All four also tell stories of parents who divorced or separated — a parent entered a different-sex relationship, had children, then later began having same-sex relationships. Though some of them were raised for some period of time by a same-sex couple, it was only after the trauma of their birth parents’ separation. This is an identical tactic as was used in the widely-debunked study conducted by Mark Regnerus, which claimed to demonstrate inferior results for same-sex parenting by using the experiences of kids from split parents to implicate committed same-sex couples raising children together. Some of their stories also prey on anti-gay stereotypes because of experiences of physical and sexual abuse from their gay parent. In reality, because same-sex families are more likely to be planned, studies suggest those couples are actually less likely to abuse their children.
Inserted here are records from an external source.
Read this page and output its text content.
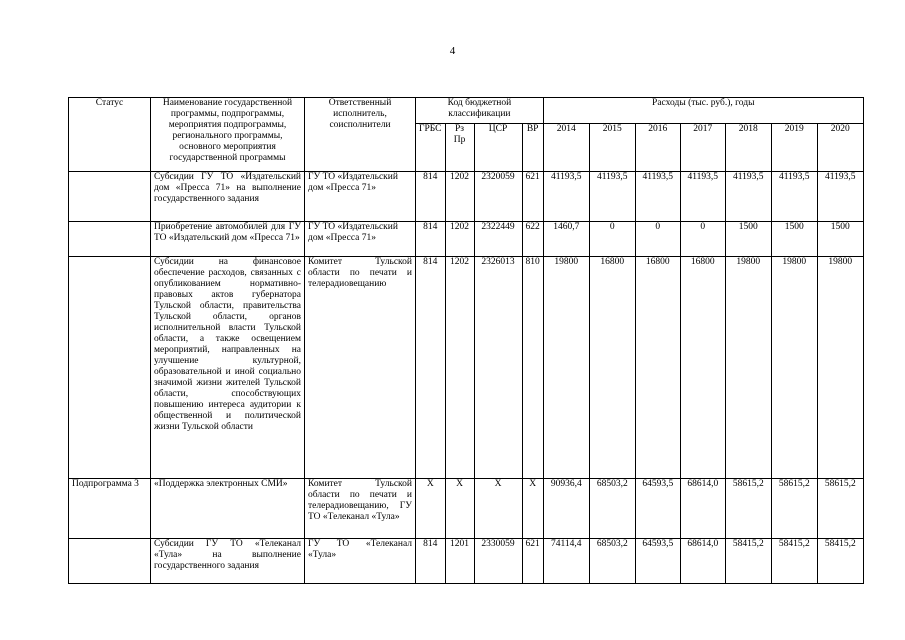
4
Статус	Наименование государственной программы, подпрограммы, мероприятия подпрограммы, регионального программы, основного мероприятия государственной программы	Ответственный исполнитель, соисполнители	Код бюджетной классификации				Расходы (тыс. руб.), годы						
			ГРБС	Рз Пр	ЦСР	ВР	2014	2015	2016	2017	2018	2019	2020
	Субсидии ГУ ТО «Издательский дом «Пресса 71» на выполнение государственного задания	ГУ ТО «Издательский дом «Пресса 71»	814	1202	2320059	621	41193,5	41193,5	41193,5	41193,5	41193,5	41193,5	41193,5
	Приобретение автомобилей для ГУ ТО «Издательский дом «Пресса 71»	ГУ ТО «Издательский дом «Пресса 71»	814	1202	2322449	622	1460,7	0	0	0	1500	1500	1500
	Субсидии на финансовое обеспечение расходов, связанных с опубликованием нормативно-правовых актов губернатора Тульской области, правительства Тульской области, органов исполнительной власти Тульской области, а также освещением мероприятий, направленных на улучшение культурной, образовательной и иной социально значимой жизни жителей Тульской области, способствующих повышению интереса аудитории к общественной и политической жизни Тульской области	Комитет Тульской области по печати и телерадиовещанию	814	1202	2326013	810	19800	16800	16800	16800	19800	19800	19800
Подпрограмма 3	«Поддержка электронных СМИ»	Комитет Тульской области по печати и телерадиовещанию, ГУ ТО «Телеканал «Тула»	Х	Х	Х	Х	90936,4	68503,2	64593,5	68614,0	58615,2	58615,2	58615,2
	Субсидии ГУ ТО «Телеканал «Тула» на выполнение государственного задания	ГУ ТО «Телеканал «Тула»	814	1201	2330059	621	74114,4	68503,2	64593,5	68614,0	58415,2	58415,2	58415,2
Lopez claims to be cataloging more stories from similar bitter children of a gay parent, but he reports that many “do not want to reveal their names or even have their stories recorded” because they fear backlash from LGBT activists. While he may know of “dozens,” there are thousands of children who are quite openly telling of their positive experiences with LGBT parents. The organization COLAGE is helping network children across the country with LGBT parents to “nurture and empower each other.” In 2013, the Family Equality Council launched “The Outspoken Generation” project, inviting these children to be loud and proud about their families. Compared to just a handful of bitter adults, literally hundreds of their stories have been incorporated into amicus briefs in court cases supporting marriage equality. Hear some of their stories:

These kids are leading normal childhoods, burdened only by the anti-LGBT shame and stigma that their families face. It’s the very same shame and stigma that adults like Lopez, Klein, Stefanowicz, Faust, and their ilk are promoting with their stories when adoption isn’t even a matter the courts before the courts.